I agree on the 'custom' word.
There are production knives, hand-made knives, and in-between. CRK knives fall into the high-end of the in-between, and there are very few others in that niche.
A custom knife must be ordered to my design or fitting, and made especially for me. Note that this could be all hand-made, or an in-between with (for instance) a custom handle material, or a production (like a Buck custom shop).
Greg
I think of design and execution as two almost completely separate things. The methods by which something is constructed is execution. The manner in which something is configured is design. The fact that something is made entirely or largely by hand says absolutely nothing about the extent to which it's customized.
Sebenzas are basically machine-made and hand-fit. The plain ones are clearly production products, and yet they are higher in quality than many hand-made knives. The reason for this is that CRK understands when to use the machine and when to use the hand, and they set their operation up around that idea. The design relys on having its parts machined to very close tolerances. Performing those operations by hand would be a step backward in quality, not forward. OTOH, you have to hand-fit a lock bar to its tang to really get it right.
So, IMO, the thing that makes the 'Benzas so good is the way that machine and hand operations are combined.

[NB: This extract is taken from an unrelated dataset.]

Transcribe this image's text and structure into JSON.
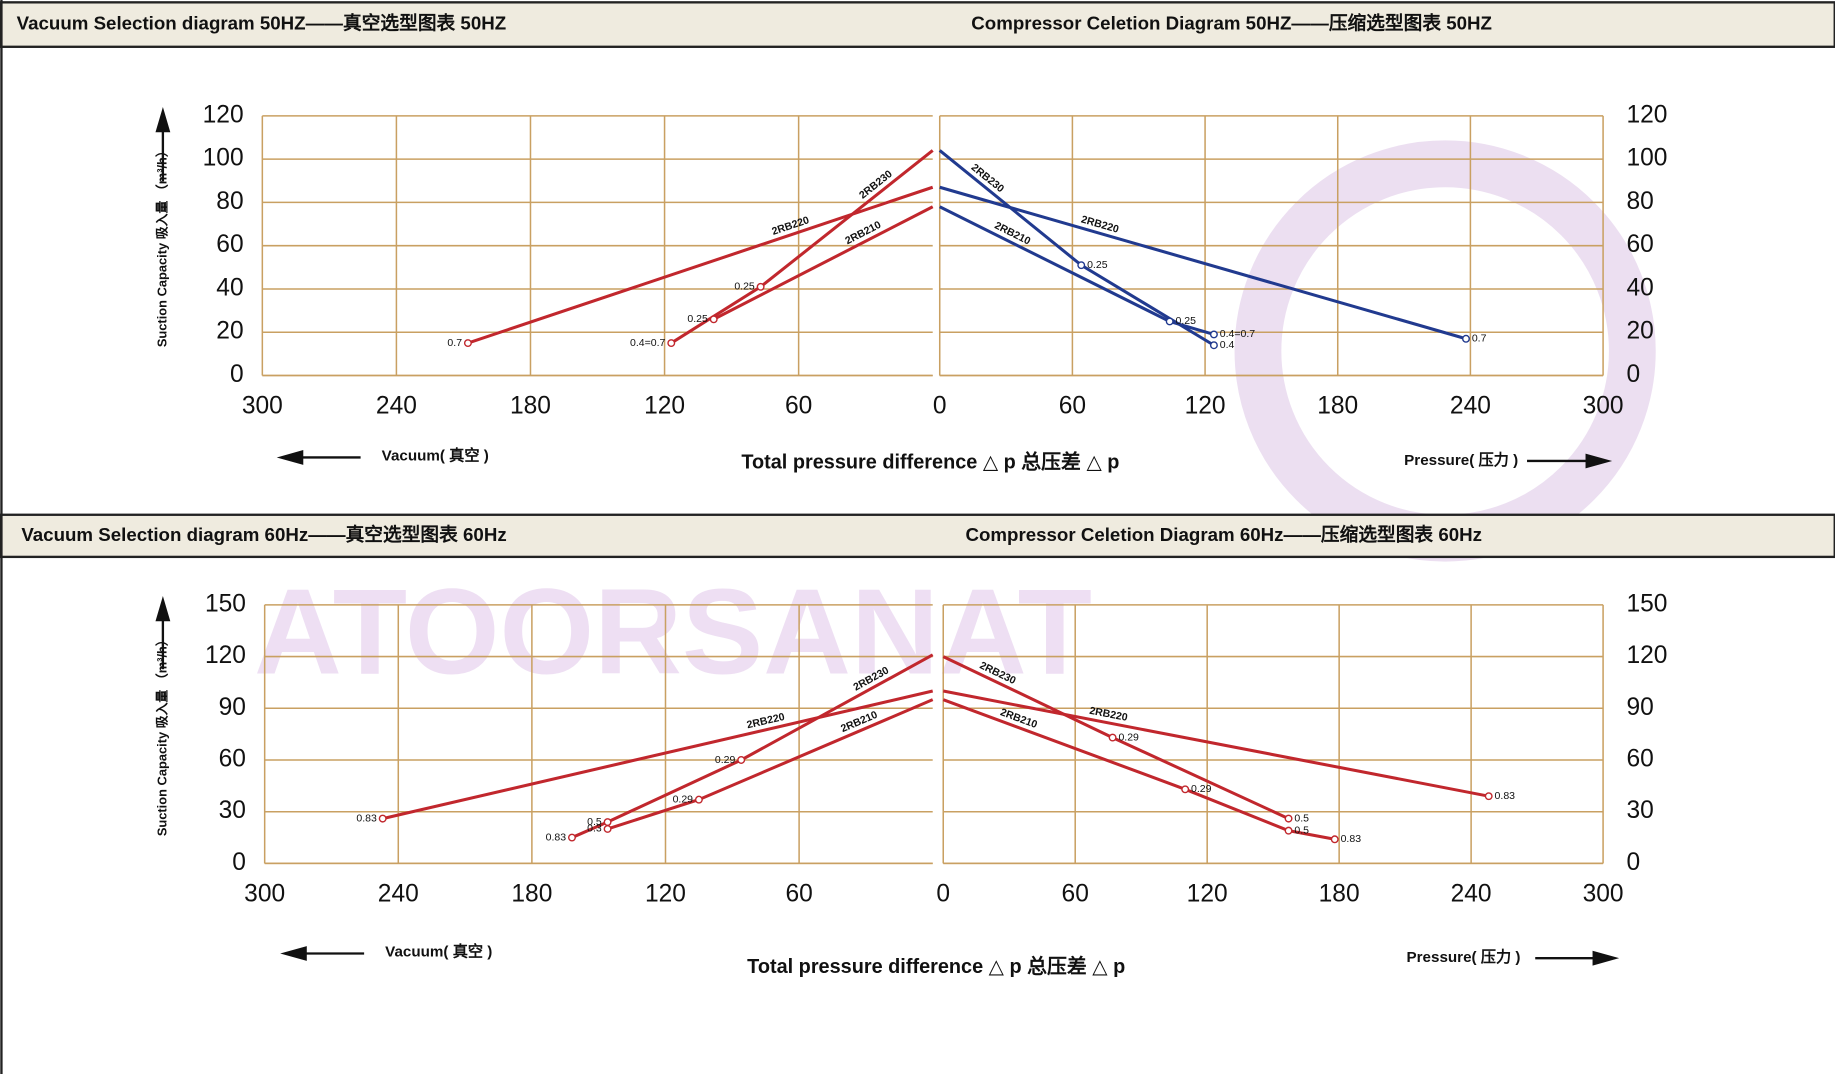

And that is a matter of the quality of execution, not the design.
I guess it could be argued that a 'Benza or Umfaan with unique slabs is a 'customized' knife, but it is still a production product. "Custom" would be the result if I had designed the Umfaan, drawn it up, sent it to CRK and they had made just one to my specifications - regardless of the extent to which machines were involved.
If significant hand work is going to be done on a knife, I think it's important for that work to be well blended into the composition. This is another real strength of the CRK products. The grinds are generally very well executed, but then all the milling is done by machine. They work well together to form a nicely resolved composition.
I have two knives from famous makers that are kind of botched in this respect. On one, the blank is laser-cut, but the grinds don't have good symmetry. On the other, the grinds look great, but there's a flubbed machine cut. When you build something, you've got to think about how well the parts add up. CRK does that very well. It's entirely possible to do good work and yet have the sum of the parts fall short of what the whole should be. That can happen with design, execution, or both.